Our review of Serendipity, published April 15th, 2002, is also available.
Destiny with a sense of humor.
Serendipity is one of those goofy romantic comedies you just have to roll with and accept for what it is. The story makes no sense whatsoever, and it all plays to predictable formula. Yet if you like John Cusack (Say Anything) and Kate Beckinsale (Underworld) and can ignore major plot holes then it works just fine. They gel as a couple, even when the script is a terrible mess. If you're not a fan of formulaic romantic comedies, this might not be the right flick for you.
Facts of the Case
Jonathan (Cusack) and Sara (Beckinsale) meet up fighting over a pair of black gloves at Bloomingdale's. Aftering spend one magical evening together, they decide to let fate determine if they're meant for a longer relationship. Years later, both are engaged, but the prospect of that one perfect partner nags at them. Both Jonathan and Sara decide to test fate and see if they can't reconnect, before it is too late.

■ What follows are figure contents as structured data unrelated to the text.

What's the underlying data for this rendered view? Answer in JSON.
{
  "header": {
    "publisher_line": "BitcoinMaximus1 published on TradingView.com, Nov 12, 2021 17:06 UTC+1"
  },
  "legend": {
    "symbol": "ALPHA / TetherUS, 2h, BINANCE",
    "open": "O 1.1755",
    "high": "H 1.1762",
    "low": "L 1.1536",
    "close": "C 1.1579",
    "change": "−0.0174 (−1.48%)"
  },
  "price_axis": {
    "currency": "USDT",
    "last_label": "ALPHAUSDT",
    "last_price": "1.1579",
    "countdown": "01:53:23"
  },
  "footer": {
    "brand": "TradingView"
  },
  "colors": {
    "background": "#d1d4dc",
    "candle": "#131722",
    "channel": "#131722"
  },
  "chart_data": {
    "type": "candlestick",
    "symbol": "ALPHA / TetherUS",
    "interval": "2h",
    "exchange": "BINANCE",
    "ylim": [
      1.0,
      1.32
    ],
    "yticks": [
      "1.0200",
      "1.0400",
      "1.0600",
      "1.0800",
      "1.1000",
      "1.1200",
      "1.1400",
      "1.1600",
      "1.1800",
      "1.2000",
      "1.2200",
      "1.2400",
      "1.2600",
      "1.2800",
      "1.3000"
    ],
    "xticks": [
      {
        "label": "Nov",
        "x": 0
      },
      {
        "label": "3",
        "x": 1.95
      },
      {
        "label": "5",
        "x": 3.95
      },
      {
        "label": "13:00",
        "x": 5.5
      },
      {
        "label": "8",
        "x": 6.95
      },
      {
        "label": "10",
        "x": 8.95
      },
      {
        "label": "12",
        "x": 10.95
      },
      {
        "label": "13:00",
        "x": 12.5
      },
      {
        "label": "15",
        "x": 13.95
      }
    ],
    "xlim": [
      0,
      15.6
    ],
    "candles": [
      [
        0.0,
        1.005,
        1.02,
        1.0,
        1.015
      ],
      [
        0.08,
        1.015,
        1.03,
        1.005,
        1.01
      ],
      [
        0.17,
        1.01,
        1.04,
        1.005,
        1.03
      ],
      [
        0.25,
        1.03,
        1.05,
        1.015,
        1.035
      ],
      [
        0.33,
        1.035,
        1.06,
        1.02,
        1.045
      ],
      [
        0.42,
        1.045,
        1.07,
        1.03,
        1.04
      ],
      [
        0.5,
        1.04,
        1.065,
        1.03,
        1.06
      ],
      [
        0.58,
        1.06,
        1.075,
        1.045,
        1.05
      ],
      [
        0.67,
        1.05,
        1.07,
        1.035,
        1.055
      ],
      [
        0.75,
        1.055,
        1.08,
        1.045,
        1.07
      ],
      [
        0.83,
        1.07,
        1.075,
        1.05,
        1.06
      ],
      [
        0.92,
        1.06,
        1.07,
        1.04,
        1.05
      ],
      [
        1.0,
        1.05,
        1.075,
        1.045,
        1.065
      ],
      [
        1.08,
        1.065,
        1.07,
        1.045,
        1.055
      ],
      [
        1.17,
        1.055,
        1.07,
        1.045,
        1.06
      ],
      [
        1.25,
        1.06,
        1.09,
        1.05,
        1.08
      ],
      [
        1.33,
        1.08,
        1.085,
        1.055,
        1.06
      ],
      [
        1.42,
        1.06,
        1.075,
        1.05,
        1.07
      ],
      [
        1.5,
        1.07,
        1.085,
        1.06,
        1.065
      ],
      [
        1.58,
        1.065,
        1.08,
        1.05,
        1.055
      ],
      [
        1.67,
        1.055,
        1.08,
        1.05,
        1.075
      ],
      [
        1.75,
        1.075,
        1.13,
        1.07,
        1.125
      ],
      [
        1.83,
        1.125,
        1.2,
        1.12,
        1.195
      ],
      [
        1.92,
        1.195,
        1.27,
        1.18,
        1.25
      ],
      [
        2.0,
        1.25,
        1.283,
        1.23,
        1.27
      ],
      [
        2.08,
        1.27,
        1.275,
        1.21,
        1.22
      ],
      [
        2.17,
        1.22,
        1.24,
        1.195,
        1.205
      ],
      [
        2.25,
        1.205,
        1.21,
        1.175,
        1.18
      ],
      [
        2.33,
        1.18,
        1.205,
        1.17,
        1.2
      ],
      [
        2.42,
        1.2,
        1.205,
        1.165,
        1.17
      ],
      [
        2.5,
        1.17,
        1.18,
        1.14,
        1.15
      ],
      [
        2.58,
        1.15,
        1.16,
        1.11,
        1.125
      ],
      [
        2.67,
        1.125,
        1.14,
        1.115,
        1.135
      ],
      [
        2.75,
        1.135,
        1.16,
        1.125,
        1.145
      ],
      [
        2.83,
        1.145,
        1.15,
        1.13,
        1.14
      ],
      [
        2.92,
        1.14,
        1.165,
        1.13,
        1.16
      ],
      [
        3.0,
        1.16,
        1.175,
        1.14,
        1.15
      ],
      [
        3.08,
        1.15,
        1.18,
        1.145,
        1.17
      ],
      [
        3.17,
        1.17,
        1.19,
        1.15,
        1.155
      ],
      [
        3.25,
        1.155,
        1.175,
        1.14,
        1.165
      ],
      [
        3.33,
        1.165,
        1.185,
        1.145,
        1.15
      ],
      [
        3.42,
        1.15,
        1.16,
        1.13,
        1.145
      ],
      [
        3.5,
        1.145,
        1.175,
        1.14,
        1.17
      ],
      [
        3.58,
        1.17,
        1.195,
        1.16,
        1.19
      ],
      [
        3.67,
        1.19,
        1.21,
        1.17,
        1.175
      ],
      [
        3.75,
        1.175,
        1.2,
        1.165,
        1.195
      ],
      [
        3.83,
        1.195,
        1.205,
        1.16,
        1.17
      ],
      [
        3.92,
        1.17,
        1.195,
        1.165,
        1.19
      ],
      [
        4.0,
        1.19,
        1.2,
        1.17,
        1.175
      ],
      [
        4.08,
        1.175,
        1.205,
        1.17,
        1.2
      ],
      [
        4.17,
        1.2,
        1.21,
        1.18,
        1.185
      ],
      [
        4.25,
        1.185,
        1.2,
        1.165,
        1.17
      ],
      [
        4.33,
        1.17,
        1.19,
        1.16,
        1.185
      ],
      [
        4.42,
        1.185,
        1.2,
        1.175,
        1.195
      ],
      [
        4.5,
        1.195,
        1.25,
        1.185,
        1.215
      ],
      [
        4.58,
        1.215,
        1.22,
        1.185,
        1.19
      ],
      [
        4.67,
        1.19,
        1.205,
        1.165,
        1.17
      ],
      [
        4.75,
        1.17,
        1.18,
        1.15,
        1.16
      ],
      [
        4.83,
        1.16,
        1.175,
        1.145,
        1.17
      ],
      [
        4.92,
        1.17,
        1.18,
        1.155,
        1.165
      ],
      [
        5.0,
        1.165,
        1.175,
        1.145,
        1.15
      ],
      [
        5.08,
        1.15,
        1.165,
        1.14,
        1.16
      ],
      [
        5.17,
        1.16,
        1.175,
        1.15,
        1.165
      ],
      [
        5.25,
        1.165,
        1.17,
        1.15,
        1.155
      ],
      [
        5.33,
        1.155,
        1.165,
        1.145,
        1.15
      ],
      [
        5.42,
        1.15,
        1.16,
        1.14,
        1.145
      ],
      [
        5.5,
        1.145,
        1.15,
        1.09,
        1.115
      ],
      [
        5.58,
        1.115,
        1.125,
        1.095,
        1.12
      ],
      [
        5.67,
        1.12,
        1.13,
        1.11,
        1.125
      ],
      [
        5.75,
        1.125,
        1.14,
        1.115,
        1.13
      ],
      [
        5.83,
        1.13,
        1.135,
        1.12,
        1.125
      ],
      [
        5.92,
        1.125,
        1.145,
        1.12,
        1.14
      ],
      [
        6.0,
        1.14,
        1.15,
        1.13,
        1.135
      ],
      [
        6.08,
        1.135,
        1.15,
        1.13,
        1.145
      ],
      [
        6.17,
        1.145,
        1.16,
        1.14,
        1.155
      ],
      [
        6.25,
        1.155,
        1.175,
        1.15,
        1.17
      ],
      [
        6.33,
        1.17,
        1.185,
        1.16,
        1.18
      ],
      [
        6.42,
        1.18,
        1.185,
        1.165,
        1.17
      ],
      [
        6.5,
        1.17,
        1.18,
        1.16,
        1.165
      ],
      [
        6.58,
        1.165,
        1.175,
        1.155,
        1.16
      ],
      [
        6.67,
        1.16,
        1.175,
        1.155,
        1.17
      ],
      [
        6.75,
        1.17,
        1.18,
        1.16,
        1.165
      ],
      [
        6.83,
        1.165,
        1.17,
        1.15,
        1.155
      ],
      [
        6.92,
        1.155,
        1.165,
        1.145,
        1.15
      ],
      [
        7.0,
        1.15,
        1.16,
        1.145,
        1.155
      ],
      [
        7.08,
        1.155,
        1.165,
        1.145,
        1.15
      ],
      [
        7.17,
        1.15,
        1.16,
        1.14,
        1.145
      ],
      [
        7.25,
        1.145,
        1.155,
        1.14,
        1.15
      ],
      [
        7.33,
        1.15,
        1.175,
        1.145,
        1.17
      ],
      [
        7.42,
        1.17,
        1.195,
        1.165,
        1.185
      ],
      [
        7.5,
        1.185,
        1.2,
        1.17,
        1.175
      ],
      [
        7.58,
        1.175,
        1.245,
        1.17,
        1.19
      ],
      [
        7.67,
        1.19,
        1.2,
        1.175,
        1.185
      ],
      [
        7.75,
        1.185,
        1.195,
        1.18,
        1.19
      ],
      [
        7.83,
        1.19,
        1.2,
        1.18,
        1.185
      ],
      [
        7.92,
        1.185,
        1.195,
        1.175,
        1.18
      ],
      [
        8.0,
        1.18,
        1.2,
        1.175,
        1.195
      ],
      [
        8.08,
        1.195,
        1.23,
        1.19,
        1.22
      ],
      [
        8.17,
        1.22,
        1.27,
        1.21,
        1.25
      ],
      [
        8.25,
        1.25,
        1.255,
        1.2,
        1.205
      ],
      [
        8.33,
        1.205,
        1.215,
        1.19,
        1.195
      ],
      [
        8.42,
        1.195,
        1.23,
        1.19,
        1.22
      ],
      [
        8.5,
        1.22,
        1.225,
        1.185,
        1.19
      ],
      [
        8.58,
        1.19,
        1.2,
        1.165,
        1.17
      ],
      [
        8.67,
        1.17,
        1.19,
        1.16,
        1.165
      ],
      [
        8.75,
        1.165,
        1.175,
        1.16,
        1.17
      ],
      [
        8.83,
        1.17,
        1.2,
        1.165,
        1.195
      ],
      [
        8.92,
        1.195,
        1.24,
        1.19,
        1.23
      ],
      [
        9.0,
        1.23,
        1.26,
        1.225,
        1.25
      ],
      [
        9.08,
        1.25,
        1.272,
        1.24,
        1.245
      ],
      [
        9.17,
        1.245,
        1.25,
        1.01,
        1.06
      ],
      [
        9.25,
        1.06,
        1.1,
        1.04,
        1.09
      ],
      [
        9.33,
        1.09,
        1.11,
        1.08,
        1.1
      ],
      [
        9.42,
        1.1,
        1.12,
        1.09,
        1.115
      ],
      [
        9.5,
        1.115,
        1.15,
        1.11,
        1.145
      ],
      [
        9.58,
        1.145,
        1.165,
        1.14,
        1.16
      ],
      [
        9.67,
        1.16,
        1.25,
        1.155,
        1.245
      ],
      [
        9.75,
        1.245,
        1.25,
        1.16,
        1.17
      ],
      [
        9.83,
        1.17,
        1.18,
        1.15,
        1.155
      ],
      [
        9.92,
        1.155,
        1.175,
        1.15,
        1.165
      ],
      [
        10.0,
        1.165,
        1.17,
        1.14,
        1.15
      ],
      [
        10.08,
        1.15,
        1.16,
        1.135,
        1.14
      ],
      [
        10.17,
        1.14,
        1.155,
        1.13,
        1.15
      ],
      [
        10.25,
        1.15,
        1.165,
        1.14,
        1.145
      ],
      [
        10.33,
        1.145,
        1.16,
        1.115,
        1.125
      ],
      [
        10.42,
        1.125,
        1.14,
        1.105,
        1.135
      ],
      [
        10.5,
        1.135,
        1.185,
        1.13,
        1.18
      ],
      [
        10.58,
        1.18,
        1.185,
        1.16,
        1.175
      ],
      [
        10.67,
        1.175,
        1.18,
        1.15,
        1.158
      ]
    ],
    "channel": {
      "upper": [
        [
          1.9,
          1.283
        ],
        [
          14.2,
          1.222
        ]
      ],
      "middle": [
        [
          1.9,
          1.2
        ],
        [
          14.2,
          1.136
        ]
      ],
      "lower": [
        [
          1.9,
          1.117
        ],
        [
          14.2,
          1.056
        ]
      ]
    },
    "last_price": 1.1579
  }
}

Serendipity is a silly movie that wouldn't be worth bothering with if not for its stars. John Cusack and Kate Beckinsale are charming enough as a couple to overcome all of this "leave it to fate" nonsense that tanks the story. He's quirky and she's cute, and that may be enough for some people who can ignore the fact that these coincidences and chance meetings are like believing in flying monkeys and toys that come to life at night. Molly Shannon (Saturday Night Live), Jeremy Piven (Entourage), and Eugene Levy (American Pie) all get cute supporting bits that allow them to work their own comedy style without regard to whether it fits into the movie as a whole.
Serendipity's Blu-ray is a nice upgrade in quality. The blacks are deeper and there's a little less edge enhancement in this high definition 1.78:1/1080p widescreen image than the previous DVD release, with vibrant colors that pop throughout. The 5.1 DTS-HD Master Audio mix incorporates cityscape effects in the rear speakers while keeping dialogue front and center.
Most of the bonus features are ported over from the DVD, including a commentary from director Peter Chelsom which proves he took the film far more seriously than he should. There are five deleted scenes including an alternate opening that would have worked a bit better since it is a bit more passionate with the first date that sets up the story. We also get a twenty minute "behind the scenes" feature that ran on Starz, but is just a nice piece of marketing for the film. The production diaries are interesting tidbits on some of the problems the crew encountered, such as when the city was being fumigated for West Nile virus. The package is rounded out with a single scene storyboard to film comparison and the obligatory theatrical trailer.
Fans of John Cusack and Kate Beckinsale who can forgive the film's mystical nonsense will have a good time with Serendipity. The two have enough chemistry you almost don't care if the film around them makes no sense. Maybe it was just stupid luck they got cast.
Guilty of not taking anything too seriously, even its own plot.